Euronext est jusqu'à présent la seule infrastructure de marché de taille significative qui ne gère pas directement ses activités de compensation. Il y a près de vingt ans, Euronext a cédé progressivement le contrôle de sa chambre de compensation, Clearnet, qui opère aujourd'hui sous le nom de LCH SA, société contrôlée par le London Stock Exchange Group. Cette situation était naturelle, aussi longtemps que Londres demeurait dans l’Union européenne. Malgré de nombreuses tentatives, Euronext n’a jamais réussi à reprendre le contrôle de LCH SA.

Depuis avril 2021, avec l'acquisition de Borsa Italiana Group, dont le périmètre comprend la chambre de compensation CC&G, Euronext contrôle à 100 % une chambre de compensation multi-actifs. L'expansion européenne des activités de CC&G, qui devient Euronext Clearing, permettra à Euronext de gérer directement ses activités de compensation.

Au-delà des avantages stratégiques, opérationnels et financiers de cette décision pour Euronext, la portée de cette évolution pour l’autonomie stratégique européenne est significative.

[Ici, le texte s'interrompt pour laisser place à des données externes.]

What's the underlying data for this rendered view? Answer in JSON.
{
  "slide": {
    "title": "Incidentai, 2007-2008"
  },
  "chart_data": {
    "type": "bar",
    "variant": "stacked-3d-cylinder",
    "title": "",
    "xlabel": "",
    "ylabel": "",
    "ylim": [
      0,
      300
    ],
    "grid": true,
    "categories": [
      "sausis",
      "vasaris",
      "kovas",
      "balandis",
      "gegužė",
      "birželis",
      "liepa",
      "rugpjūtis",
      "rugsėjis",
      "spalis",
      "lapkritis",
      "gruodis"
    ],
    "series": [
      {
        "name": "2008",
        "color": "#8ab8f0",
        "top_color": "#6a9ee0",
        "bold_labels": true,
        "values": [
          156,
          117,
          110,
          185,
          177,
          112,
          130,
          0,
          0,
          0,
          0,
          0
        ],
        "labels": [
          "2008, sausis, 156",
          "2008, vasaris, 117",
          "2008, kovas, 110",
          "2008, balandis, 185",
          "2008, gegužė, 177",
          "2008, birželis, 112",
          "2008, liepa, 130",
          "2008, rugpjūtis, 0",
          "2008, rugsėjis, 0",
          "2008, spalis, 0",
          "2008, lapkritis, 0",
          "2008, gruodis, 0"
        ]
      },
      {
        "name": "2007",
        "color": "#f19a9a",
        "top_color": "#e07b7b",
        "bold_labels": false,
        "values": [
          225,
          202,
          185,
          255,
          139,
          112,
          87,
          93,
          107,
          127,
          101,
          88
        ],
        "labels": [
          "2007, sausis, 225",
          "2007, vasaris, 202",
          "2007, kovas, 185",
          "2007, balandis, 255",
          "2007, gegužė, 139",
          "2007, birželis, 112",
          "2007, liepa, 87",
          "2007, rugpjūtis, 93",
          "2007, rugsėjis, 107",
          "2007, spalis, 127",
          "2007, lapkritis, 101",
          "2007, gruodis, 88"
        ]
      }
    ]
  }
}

Le centre de décision ultime et la définition de la stratégie en matière de compensation des flux d’Euronext, qui représente notamment un quart des actions échangées en Europe, tout comme le développement dans les années à venir de la technologie associée seront transférés du Royaume-Uni vers l’Union européenne.

Bouleversons le statu quo ante

De façon similaire, Euronext a décidé de transférer son centre de données principal de Basildon, au Royaume-Uni, vers Bergame, en Italie. Cette décision découle d’une logique stratégique, opérationnelle et financière. Dans le monde post-Brexit, Euronext a fait le choix de relocaliser son centre de données principal dans l’Union européenne.

Ces deux exemples, qui, au-delà d’Euronext et du secteur des infrastructures de marché, seront sûrement suivis par d’autres, illustrent l’alternative à laquelle sont confrontés les Européens : soutenir les initiatives contribuant à construire l’autonomie stratégique de l’Union européenne ou préserver le plus longtemps possible le statu quo ante d’une répartition de la finance mondiale longtemps jugée immuable, mais qui appartient au monde d’hier.